The Art of Ballet
The art of ballet started out as a fun dance for the wealthy and throughout history, has evolved into an elegant, world wide form of structured expression. From its beginnings in European cultures to its now widespread and diverse variations, ballet shows no signs of slowing down in popularity any time soon. Early ballet was influenced by the social dancing of its day, ballroom dancing.
This art was born when the ancient Greek and Roman renaissance of the fifteenth and sixteenth centuries took place, reviving an interest in all things human and the arts.
The word “ballet” derives from the Italian word “balla,” meaning dance. In the Italian city-states of the fifteenth century, many “balli” meaning “dances” were held. The ballis involved specific steps that our generation would classify as ballroom steps. Ballet got much recognition when Louis XIV ascended to the throne of France. He came from an arts school where he studied the arts of fencing, music, and dance. His passion for dance was very serious. So serious in fact, that he established the Academic Royale de Danse in 1661, employing 13 ballet instructors.
Another well –known founder of ballet is Jean-Georgeos Noverre, also known as the “Shakespeare of Dance”. He argued for a new, more expressive form of ballet. He created ballet d’action, meaning ballet with out instruments. The Romantic Period played a very important role in the development of women in ballet. This period began in the early eighteen-hundreds. The milestones accomplished within this time period included large female background dancers to accompany the prima ballerina, the lightening of female costumes, and women dancing en pointe.
Dancing en pointe, turn out, and the basic five ballet positions exemplify ballet, and are now standard for all ballerinas.
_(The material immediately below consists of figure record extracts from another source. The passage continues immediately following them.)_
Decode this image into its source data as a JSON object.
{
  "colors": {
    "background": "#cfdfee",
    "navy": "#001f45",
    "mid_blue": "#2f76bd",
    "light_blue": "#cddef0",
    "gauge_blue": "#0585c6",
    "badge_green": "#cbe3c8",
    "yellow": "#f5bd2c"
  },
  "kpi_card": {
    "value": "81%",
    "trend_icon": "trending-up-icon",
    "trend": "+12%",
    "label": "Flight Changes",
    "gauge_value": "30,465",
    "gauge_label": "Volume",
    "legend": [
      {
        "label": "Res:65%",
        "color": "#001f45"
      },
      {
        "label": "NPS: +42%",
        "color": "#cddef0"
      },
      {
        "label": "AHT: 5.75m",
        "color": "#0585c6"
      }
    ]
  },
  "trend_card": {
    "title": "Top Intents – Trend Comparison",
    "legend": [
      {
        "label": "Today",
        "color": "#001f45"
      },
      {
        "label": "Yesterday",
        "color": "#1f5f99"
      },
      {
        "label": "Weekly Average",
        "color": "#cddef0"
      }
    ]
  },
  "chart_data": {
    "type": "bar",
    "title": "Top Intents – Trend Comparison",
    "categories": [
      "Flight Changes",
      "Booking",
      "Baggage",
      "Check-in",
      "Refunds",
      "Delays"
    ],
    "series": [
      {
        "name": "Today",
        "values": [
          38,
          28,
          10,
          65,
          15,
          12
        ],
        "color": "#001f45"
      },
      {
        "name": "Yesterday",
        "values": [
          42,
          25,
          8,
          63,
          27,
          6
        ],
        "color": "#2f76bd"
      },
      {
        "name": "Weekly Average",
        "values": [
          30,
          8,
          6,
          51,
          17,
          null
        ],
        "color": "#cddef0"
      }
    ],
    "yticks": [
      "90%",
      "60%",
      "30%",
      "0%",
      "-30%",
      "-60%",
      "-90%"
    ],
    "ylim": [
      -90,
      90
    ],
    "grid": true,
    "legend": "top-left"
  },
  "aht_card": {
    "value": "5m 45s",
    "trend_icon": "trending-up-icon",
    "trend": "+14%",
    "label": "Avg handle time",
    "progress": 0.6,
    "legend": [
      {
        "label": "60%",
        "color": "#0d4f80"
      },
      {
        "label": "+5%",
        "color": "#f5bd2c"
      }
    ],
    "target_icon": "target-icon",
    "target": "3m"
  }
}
The next step on the road to modern ballet is the formation of classical ballet. While the first production of the ballet known as La Sylphide took place in Paris and most famous ballerinas of the day were still coming from Italy, the second half of the nineteenth century saw the axis of the ballet world shift from Western Europe to Russia. However, a Frenchman was responsible for this shift.
Marius Petita created five of ballet’s greatest classics in the late nineteenth century: Don Quixote, La Bayadere, The Sleeping Beauty, Swan Lake, and The Nutcracker, as well as restaging Giselle and La Coppelia. All of these classics share common similarities marking them as the trademarks of what is now regarded as the classical repertoire. They generally begin with group dances and evolved into complex stories between two or three main characters. The grand pas de deux, meaning big step for two, commonly begins with an adagio (slow, lyrical dance) between a male and a female dancer.
The dance includes high extensions of the woman’s legs, multiple pirouettes, and big leaps forming a long straight line with the female’s legs in the air. Following the adagio is the allegro. This portion is merely a solo showcase of the male dancer’s ability and strength across the stage. An allegro for a ballerina features softer, yet intricate footwork and pirouettes. Finally, we have the coda, or finale, which reunites the dancers in an exuberant flourish. During that time period, three schools of classical ballet emerged.
The French school is the oldest of the three. Known for its grace and elegance rather than its technical virtuosity, the French school was nevertheless held in high regard. The Italian school was known for its dexterity, difficulty of its steps, high leaps, and multiple turns. Lastly there was the Russian school. The Russian school was basically a hybrid of the prior schools. This school was held in high esteem due to its combination of serene elegance, breathtaking choreography, and the most complete and well-developed technique in all of ballet.
The Russian ballet school slowly led the movement of ballet throughout the world and is responsible for how far ballet has grown. While Petipa’s traditional romantic style still held sway over Europe and Russia, Isadora Duncan, a freethinking American brought a completely new aesthetic to the stage. She believed in a more “anit-ballet” view of dance. She believed ballet was elitist and superficial. Duncan started a form of dance that was quite the opposite of what ballet was known for. This style of dance would be natural, free, and unbounded by rules.
Duncan took her dancing on the road, touring through Europe and Russia alone, barefoot, and dressed in long tunics. The traditional aspect of her performance was the music she danced to, which was mostly Mendelssohn, Beethoven, and Chopin. She had many enemies, but with every enemy she gained, there were hundreds who thought her dramatic expression was lively and wquite enjoyable. Through the next few years, modern dancers began to fuse ballet with their own expressive movements. Also, ballet choreographers began incorporating modern techniques into their dances.
As time moved forward, so did the swift evolution of ballet. Cultures took the basics and made it their own and by the late 1970’s , many classical ballet companies started incorporating modern steps into its repertoire and hiring modern choreographers to construct distinctive works on its own dancers. It is evident that as the world changes and its people continue to gain knowledge about their surroundings, the art of ballet will continue to spark interest and develop creativity in many people aspiring to gain the technique of the craft.